Secondo giorno di combattimenti tra Thailandia e Cambogia, 15 morti e 58mila sfollati
Benché le relazioni siano rimaste stabili dopo una grave crisi che nel 2011 fece decine di vittime, Thailandia e Cambogia condividono una lunga storia di frizioni sul confine. La fiammata di questi giorni è il risultato di tensioni andate crescendo a partire dal mese di maggio e incentrate sul tempio di Preah Vihear, un’area contesa da lungo tempo il cui status incerto risale all’epoca coloniale francese.
Sul fronte diplomatico il primo Paese a muoversi è stata la Cina, una presenza sempre più forte nel Sud Est Asiatico, mentre si è dovuto attendere molto di più per una generica presa di posizione da parte degli Stati Uniti, che hanno nella Thailandia uno dei propri alleati storici nella regione.
Per il momento però la diplomazia non sembra avere grandi margini di manovra: Bangkok ha rifiutato le offerte di mediazione, spiegando di essere pronta ad aprire un tavolo con Phnom Penh, ma sottolineando che la questione va risolta bilateralmente.

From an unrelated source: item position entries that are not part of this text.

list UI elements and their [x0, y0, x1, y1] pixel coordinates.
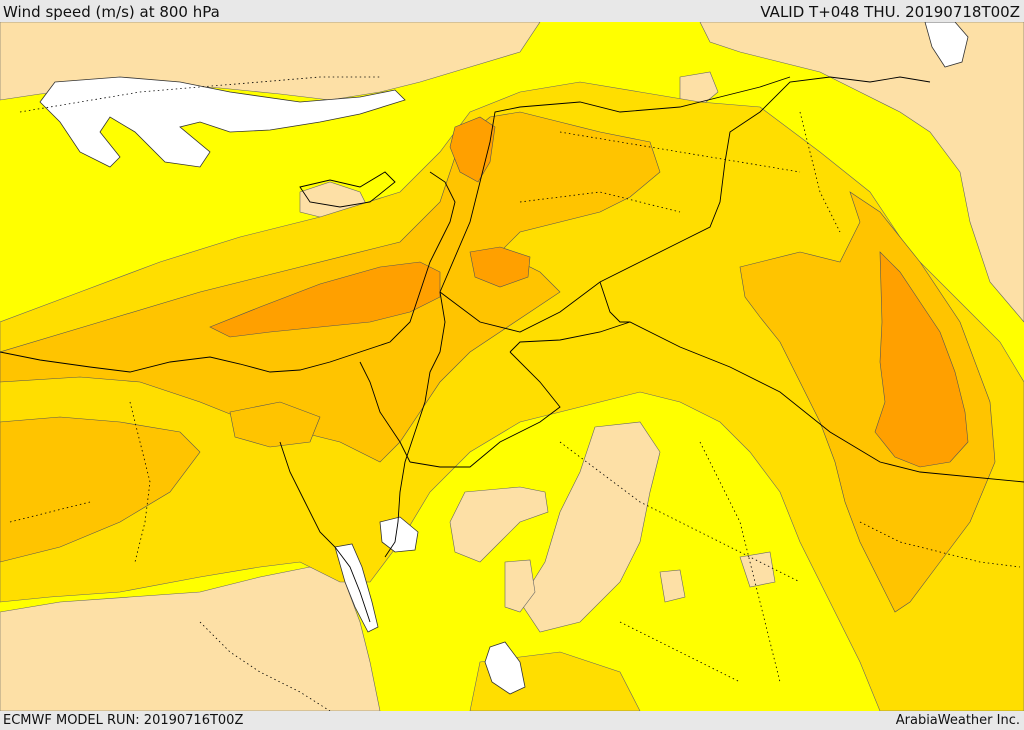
- map-footer: ECMWF MODEL RUN: 20190716T00Z ArabiaWeat…: [0, 711, 1024, 729]
- valid-time: VALID T+048 THU. 20190718T00Z: [760, 3, 1020, 21]
- wind-speed-map: [0, 22, 1024, 711]
- map-title: Wind speed (m/s) at 800 hPa: [3, 3, 220, 21]
- deep-orange-regions: [209, 116, 969, 468]
- model-run: ECMWF MODEL RUN: 20190716T00Z: [3, 713, 244, 728]
- admin-boundaries: [9, 76, 1021, 711]
- sea-white-regions: [39, 22, 969, 695]
- map-panel: [0, 22, 1024, 711]
- coastlines: [0, 171, 456, 623]
- credit: ArabiaWeather Inc.: [895, 713, 1020, 728]
- map-header: Wind speed (m/s) at 800 hPa VALID T+048 …: [0, 0, 1024, 22]
- country-borders: [359, 76, 1024, 483]
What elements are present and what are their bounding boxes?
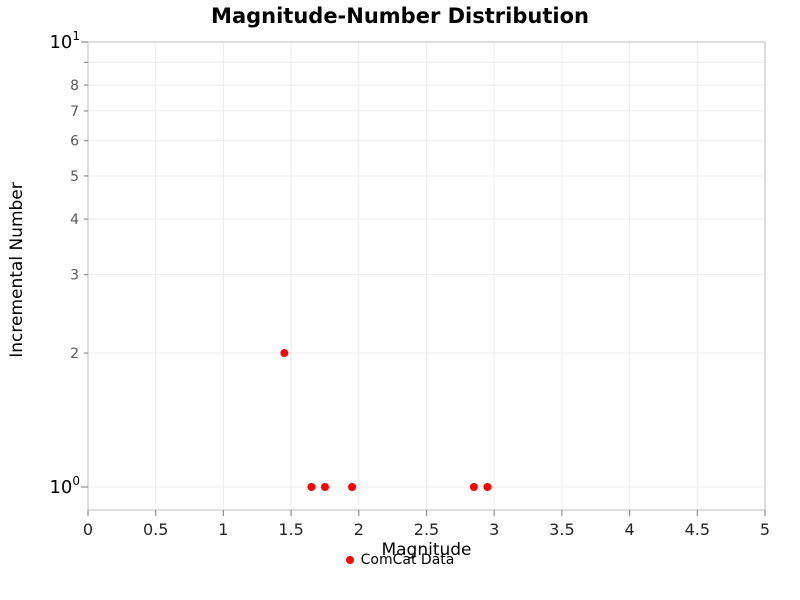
y-tick-labels: 2 3 4 5 6 7 8	[70, 78, 79, 362]
data-point	[483, 483, 492, 491]
y-tick-label: 5	[70, 169, 79, 185]
x-tick-label: 4.5	[685, 520, 710, 539]
legend: ComCat Data	[0, 552, 800, 568]
x-tick-label: 2	[354, 520, 364, 539]
y-tick-label: 8	[70, 78, 79, 94]
x-tick-label: 4	[625, 520, 635, 539]
data-points	[280, 349, 492, 491]
legend-label: ComCat Data	[360, 552, 455, 568]
x-tick-label: 3.5	[549, 520, 574, 539]
x-tick-label: 0	[83, 520, 93, 539]
tick-marks	[81, 41, 766, 516]
y-axis-label: Incremental Number	[7, 182, 27, 358]
x-tick-label: 0.5	[143, 520, 168, 539]
data-point	[280, 349, 289, 358]
y-tick-label: 2	[70, 346, 79, 362]
y-tick-label: 7	[70, 104, 79, 120]
chart-title: Magnitude-Number Distribution	[211, 4, 589, 28]
y-major-tick-label: 101	[49, 29, 80, 53]
legend-marker-icon	[345, 556, 354, 564]
y-tick-label: 4	[70, 212, 79, 228]
data-point	[348, 483, 357, 491]
y-major-tick-label: 100	[49, 474, 80, 498]
x-tick-label: 5	[760, 520, 770, 539]
x-tick-label: 1.5	[278, 520, 303, 539]
y-tick-label: 3	[70, 268, 79, 284]
x-tick-label: 1	[218, 520, 228, 539]
data-point	[469, 483, 478, 491]
y-tick-label: 6	[70, 134, 79, 150]
x-tick-labels: 0 0.5 1 1.5 2 2.5 3 3.5 4 4.5 5	[83, 520, 770, 539]
x-tick-label: 3	[489, 520, 499, 539]
data-point	[307, 483, 316, 491]
gridlines	[88, 42, 765, 510]
data-point	[320, 483, 329, 491]
x-tick-label: 2.5	[414, 520, 439, 539]
x-axis-label: Magnitude	[381, 540, 472, 560]
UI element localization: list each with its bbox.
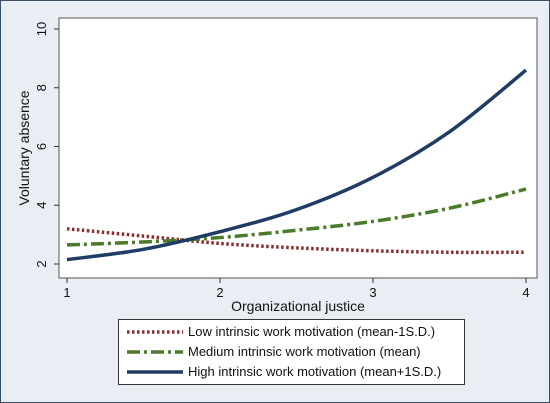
plot-area xyxy=(58,17,538,279)
y-axis: 2 4 6 8 10 xyxy=(34,22,59,268)
x-axis: 1 2 3 4 xyxy=(63,278,530,300)
legend-label-high: High intrinsic work motivation (mean+1S.… xyxy=(188,364,442,379)
legend-swatch-low xyxy=(127,330,183,334)
y-axis-title: Voluntary absence xyxy=(16,90,32,205)
y-tick-label: 8 xyxy=(34,84,49,91)
x-axis-title: Organizational justice xyxy=(231,298,365,314)
y-tick-label: 2 xyxy=(34,260,49,267)
legend-item-high: High intrinsic work motivation (mean+1S.… xyxy=(119,362,464,382)
x-tick-label: 3 xyxy=(369,285,376,300)
legend-label-medium: Medium intrinsic work motivation (mean) xyxy=(188,344,421,359)
x-tick-label: 1 xyxy=(63,285,70,300)
y-tick-label: 10 xyxy=(34,22,49,36)
x-tick-label: 2 xyxy=(216,285,223,300)
legend-item-medium: Medium intrinsic work motivation (mean) xyxy=(119,342,464,362)
line-medium xyxy=(66,187,527,247)
legend-item-low: Low intrinsic work motivation (mean-1S.D… xyxy=(119,322,464,342)
line-high xyxy=(66,68,528,262)
y-tick-label: 6 xyxy=(34,143,49,150)
y-tick-label: 4 xyxy=(34,202,49,209)
legend-label-low: Low intrinsic work motivation (mean-1S.D… xyxy=(188,324,436,339)
line-low xyxy=(66,227,527,255)
series-lines xyxy=(66,68,528,262)
legend: Low intrinsic work motivation (mean-1S.D… xyxy=(118,319,465,385)
x-tick-label: 4 xyxy=(522,285,529,300)
legend-swatch-medium xyxy=(127,350,183,354)
legend-swatch-high xyxy=(127,370,183,374)
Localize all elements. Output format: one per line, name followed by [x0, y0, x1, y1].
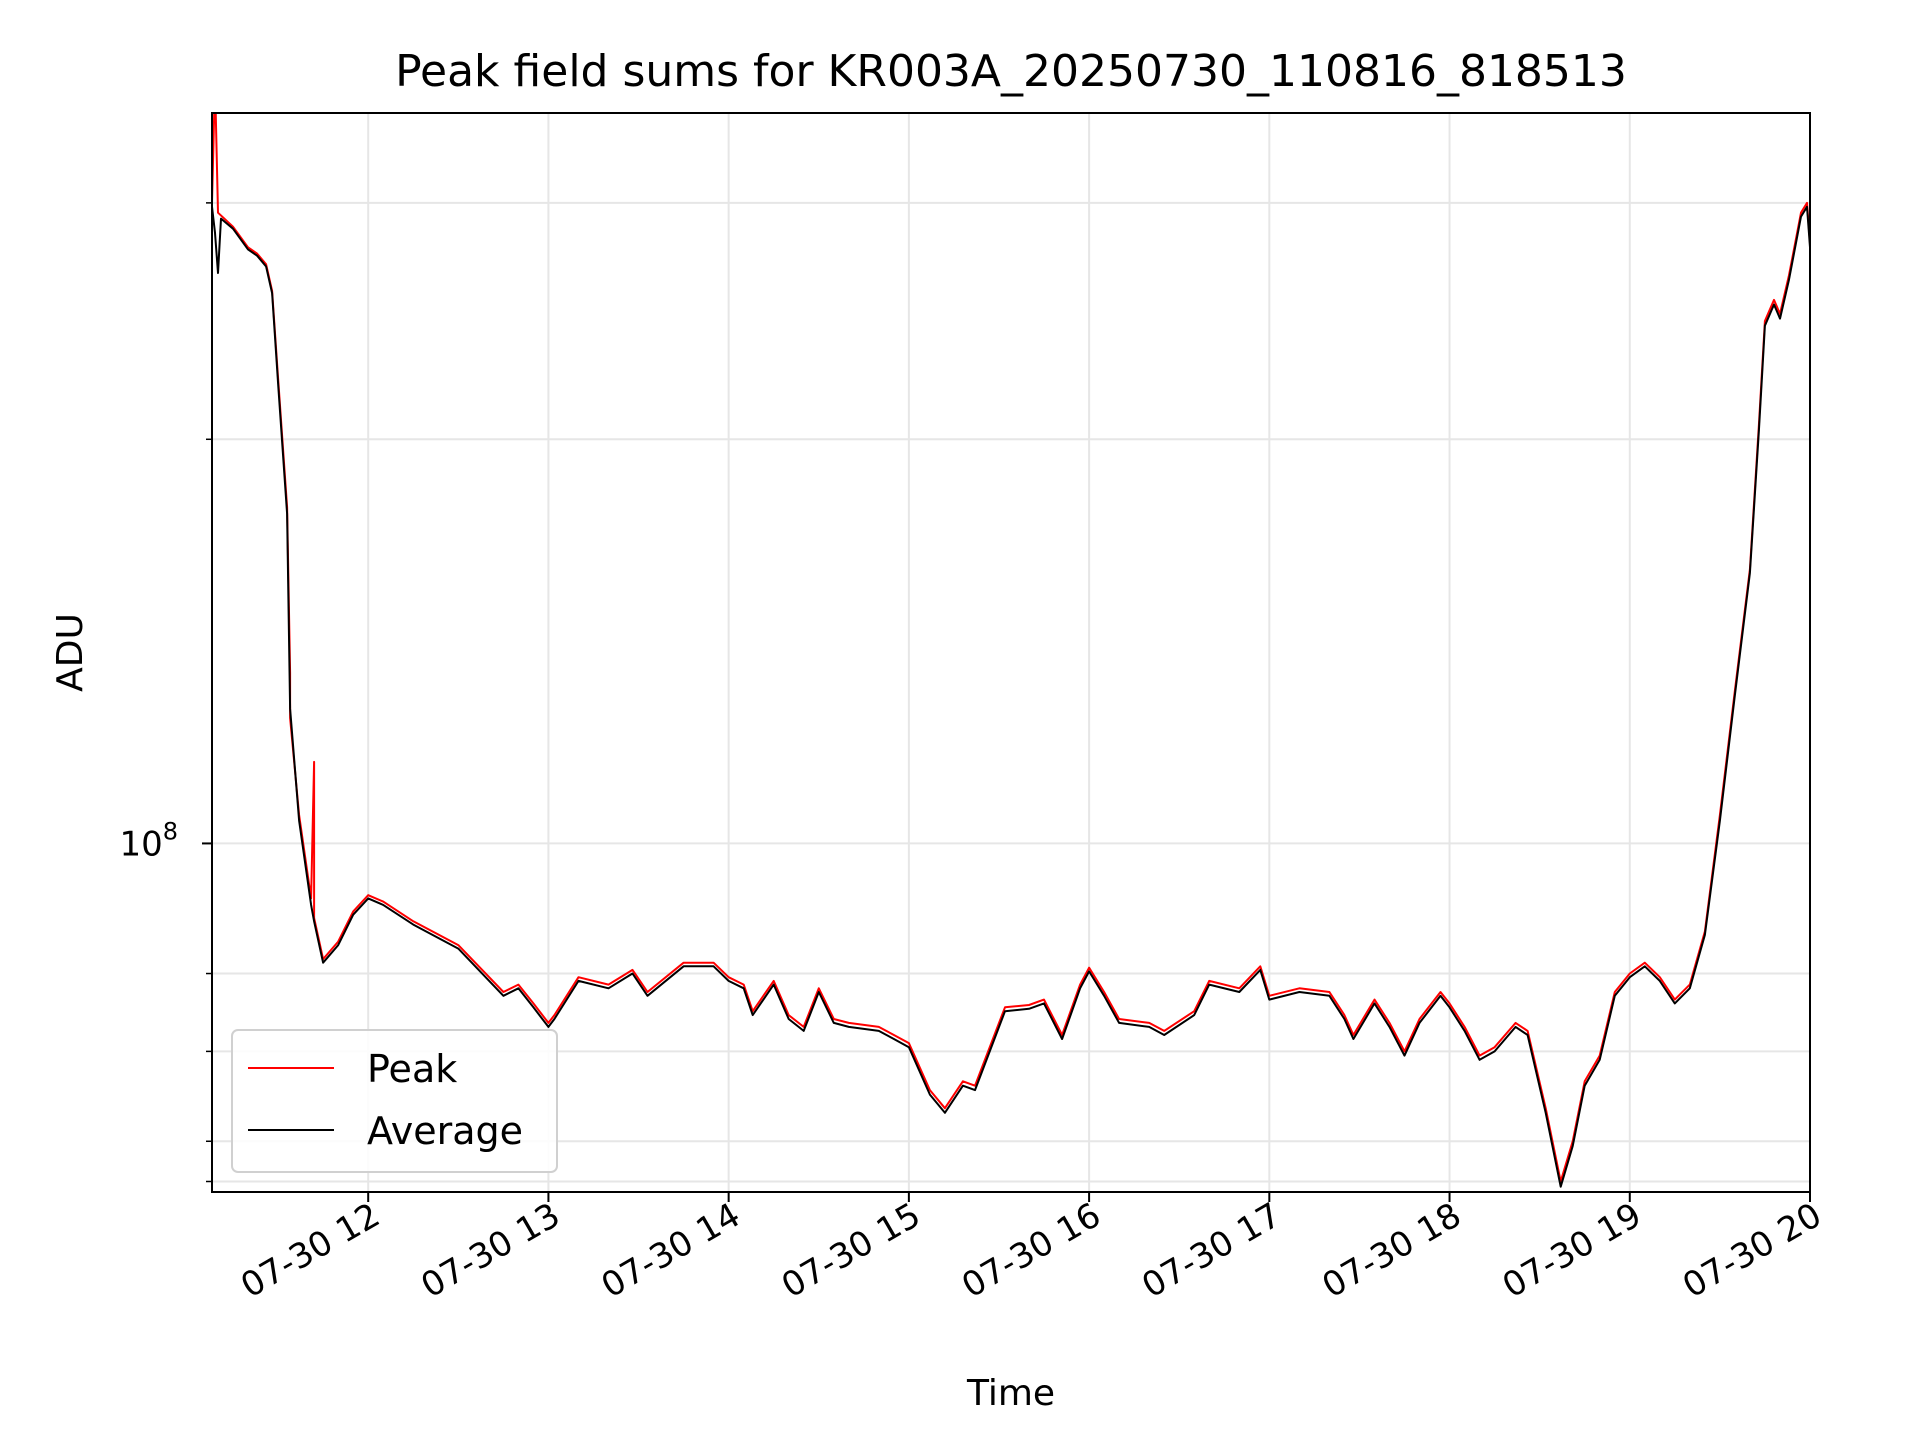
- y-tick-label-exponent: 8: [163, 817, 178, 845]
- y-tick-label-base: 10: [119, 824, 162, 864]
- legend-box: [231, 1029, 558, 1173]
- y-tick-label: 108: [119, 817, 178, 864]
- series-lines: [212, 113, 1810, 1188]
- chart-title: Peak field sums for KR003A_20250730_1108…: [395, 46, 1627, 97]
- legend-label-average: Average: [367, 1109, 523, 1153]
- y-axis-label: ADU: [50, 613, 91, 692]
- series-group: [212, 113, 1810, 1188]
- legend-label-peak: Peak: [367, 1047, 457, 1091]
- legend: Peak Average: [231, 1029, 558, 1173]
- series-line-peak: [212, 113, 1810, 1183]
- series-line-average: [212, 205, 1810, 1188]
- x-axis-label: Time: [966, 1373, 1055, 1414]
- plot-frame: [211, 112, 1811, 1193]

Difficile immaginare quanto possano ancora proseguire gli scontri. Negli ultimi mesi, entrambi i Paesi sono stati messi in un angolo dagli Stati Uniti con pesanti tariffe destinate a ridurre le loro esportazioni verso il mercato americano. La Thailandia sta trattando con Washington per abbassare i dazi del 36% decisi da Donald Trump. La Cambogia, che ha sicuramente una minore leva politica, dal primo agosto potrebbe fare i conti anch’essa con tariffe del 36 per cento. Meglio dello stratosferico 49% annunciato ad aprile, ma quanto basta per mettere in ginocchio la sua industria tessile che dipende in larga misura dal mercato Usa.
Con queste premesse, l’autosabotaggio della stagione turistica, da una parte e dall’altra, non sembra una strada percorribile.